Although the Union victory in the Civil War freed black Americans from slavery, it did not free them from racism. Southern Democrats soon imposed Jim Crow laws to deny black Americans the right to vote and to segregate them from whites.
Even after large numbers of black Americans served in both World Wars, especially in World War II, social and material equality for white and black citizens was far from a reality.
For example, schools across the nation were, for the most part, segregated by race. These segregation policies had found their legal refuge in the infamous 1896 Supreme Court decision, Plessy v. Ferguson, which created the doctrine of separate but equal.
That was the legal theory. It was rarely the practice. Black schools were almost always inferior. That was still true in the late 1940s and early 1950s. And it outraged many fair-minded people.
One of those people was Thurgood Marshall, the founder of the NAACP Legal Defense and Educational Fund. That Plessy had to be confronted, Marshall had no doubt. Whether the country was ready for such an assault was the issue.
For several years he waited for the right opportunity to present itself.

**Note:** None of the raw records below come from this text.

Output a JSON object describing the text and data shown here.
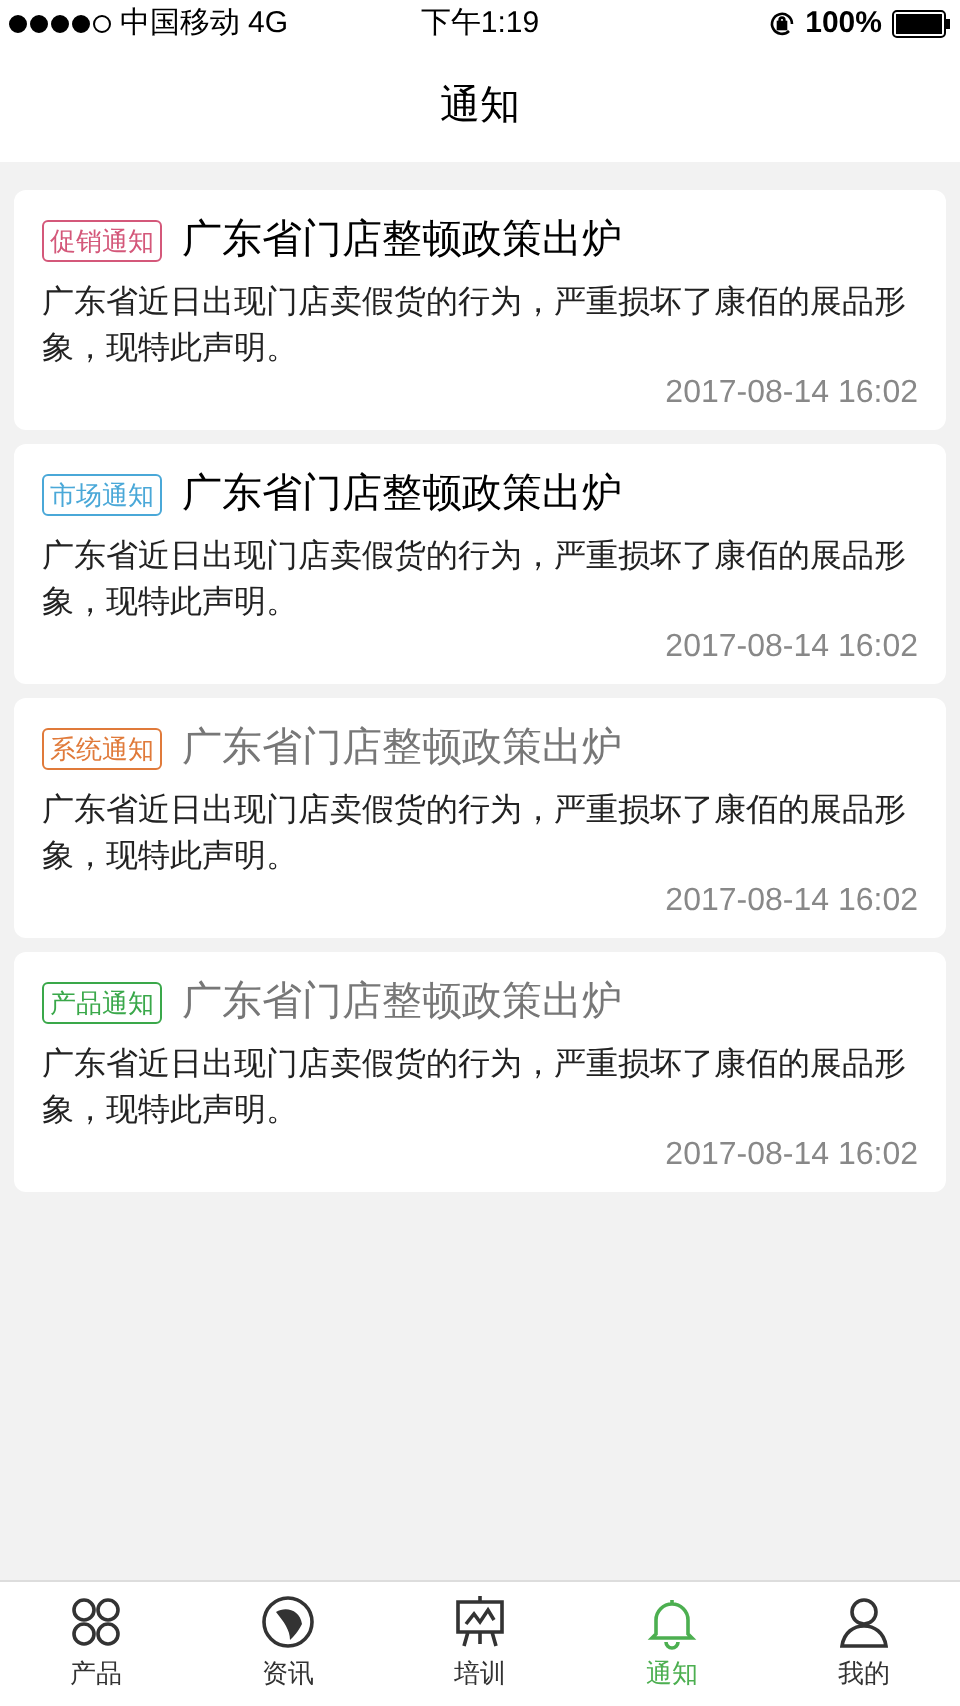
{
  "status_bar": {
    "carrier": "中国移动",
    "network": "4G",
    "time": "下午1:19",
    "battery": "100%"
  },
  "header": {
    "title": "通知"
  },
  "notices": [
    {
      "tag": "促销通知",
      "color": "#d4587a",
      "title": "广东省门店整顿政策出炉",
      "body": "广东省近日出现门店卖假货的行为，严重损坏了康佰的展品形象，现特此声明。",
      "time": "2017-08-14 16:02",
      "read": false
    },
    {
      "tag": "市场通知",
      "color": "#4aa8d8",
      "title": "广东省门店整顿政策出炉",
      "body": "广东省近日出现门店卖假货的行为，严重损坏了康佰的展品形象，现特此声明。",
      "time": "2017-08-14 16:02",
      "read": false
    },
    {
      "tag": "系统通知",
      "color": "#e07a3a",
      "title": "广东省门店整顿政策出炉",
      "body": "广东省近日出现门店卖假货的行为，严重损坏了康佰的展品形象，现特此声明。",
      "time": "2017-08-14 16:02",
      "read": true
    },
    {
      "tag": "产品通知",
      "color": "#3aa84a",
      "title": "广东省门店整顿政策出炉",
      "body": "广东省近日出现门店卖假货的行为，严重损坏了康佰的展品形象，现特此声明。",
      "time": "2017-08-14 16:02",
      "read": true
    }
  ],
  "tab_bar": [
    {
      "kind": "grid",
      "label": "产品",
      "selected": false
    },
    {
      "kind": "globe",
      "label": "资讯",
      "selected": false
    },
    {
      "kind": "board",
      "label": "培训",
      "selected": false
    },
    {
      "kind": "bell",
      "label": "通知",
      "selected": true
    },
    {
      "kind": "person",
      "label": "我的",
      "selected": false
    }
  ]
}
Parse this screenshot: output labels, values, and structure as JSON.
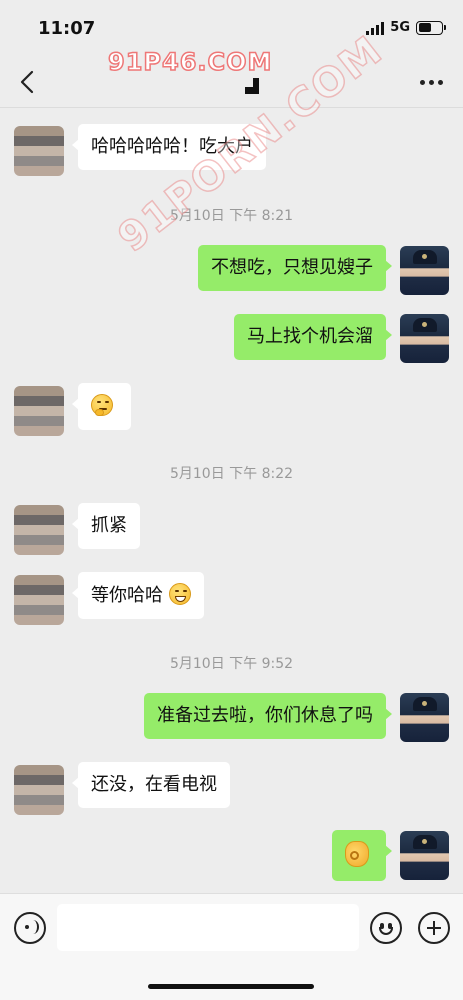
{
  "status_bar": {
    "time": "11:07",
    "network": "5G"
  },
  "header": {
    "watermark": "91P46.COM",
    "diagonal_watermark": "91PORN.COM"
  },
  "messages": [
    {
      "side": "left",
      "text": "哈哈哈哈哈！吃大户"
    },
    {
      "type": "timestamp",
      "text": "5月10日 下午 8:21"
    },
    {
      "side": "right",
      "text": "不想吃，只想见嫂子"
    },
    {
      "side": "right",
      "text": "马上找个机会溜"
    },
    {
      "side": "left",
      "emoji": "thinking-face"
    },
    {
      "type": "timestamp",
      "text": "5月10日 下午 8:22"
    },
    {
      "side": "left",
      "text": "抓紧"
    },
    {
      "side": "left",
      "text": "等你哈哈",
      "emoji": "grinning-face"
    },
    {
      "type": "timestamp",
      "text": "5月10日 下午 9:52"
    },
    {
      "side": "right",
      "text": "准备过去啦，你们休息了吗"
    },
    {
      "side": "left",
      "text": "还没，在看电视"
    },
    {
      "side": "right",
      "emoji": "ok-hand"
    }
  ],
  "colors": {
    "background": "#ededed",
    "bubble_right": "#95ec69",
    "bubble_left": "#ffffff",
    "timestamp": "#999999"
  },
  "input_bar": {
    "placeholder": ""
  }
}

It came in 1951 when Marshall found a group of black parents from Topeka, Kansas who were ready and willing to challenge their local school board’s policy of racial segregation. At the heart of this action was Linda Brown, a young girl forced to attend a racially segregated school twenty-four blocks from her home, despite living near a whites-only school.
Brown, Marshall argued before the court, was being deprived of her Constitutional rights. He based his argument on the Equal Protection Clause of the 14th Amendment. That Clause, ratified soon after the Civil War, declared that no state may deny to any person within its jurisdiction the equal protection of the laws. Segregated schools, Marshall insisted, clearly violated that clause and were thus unconstitutional.
The Supreme Court initially heard the case at the end of 1952. Had it reached a decision that year, it likely would have been a very close vote. That changed dramatically when President Dwight Eisenhower appointed Earl Warren, the Republican governor of California, as the new Chief Justice in 1953. Warren strongly favored abolishing segregation in public schools, and was determined that the decision be unanimous. If it wasn’t, he thought, segregationists could use the dissenting opinions as an excuse for delaying desegregation.
Warren got his way. In May 1954, the Court unanimously decided in favor of Brown. Writing for the Court, Warren declared that in the field of public education, the doctrine of separate but equal has no place. Separate educational facilities are inherently unequal.
The era of Plessy was no more.
The decision’s historic significance was immediately apparent. Charles Johnson, the president of Fisk University, proclaimed, If segregation is unconstitutional in educational institutions, it is no less so in other aspects of our national life.
Brown mattered not only legally but also morally and socially. It acknowledged the inherent dignity of all children and affirmed that quality education—the great equalizer—cannot be compromised.
However, not everyone, including some in the black community, believed the Court had fully thought through the ramifications of its decision. Was immediate integration the most effective way forward? Would a more gradual approach be less socially disruptive? Would such an approach lessen the hostility that black students would almost certainly encounter in predominantly white schools?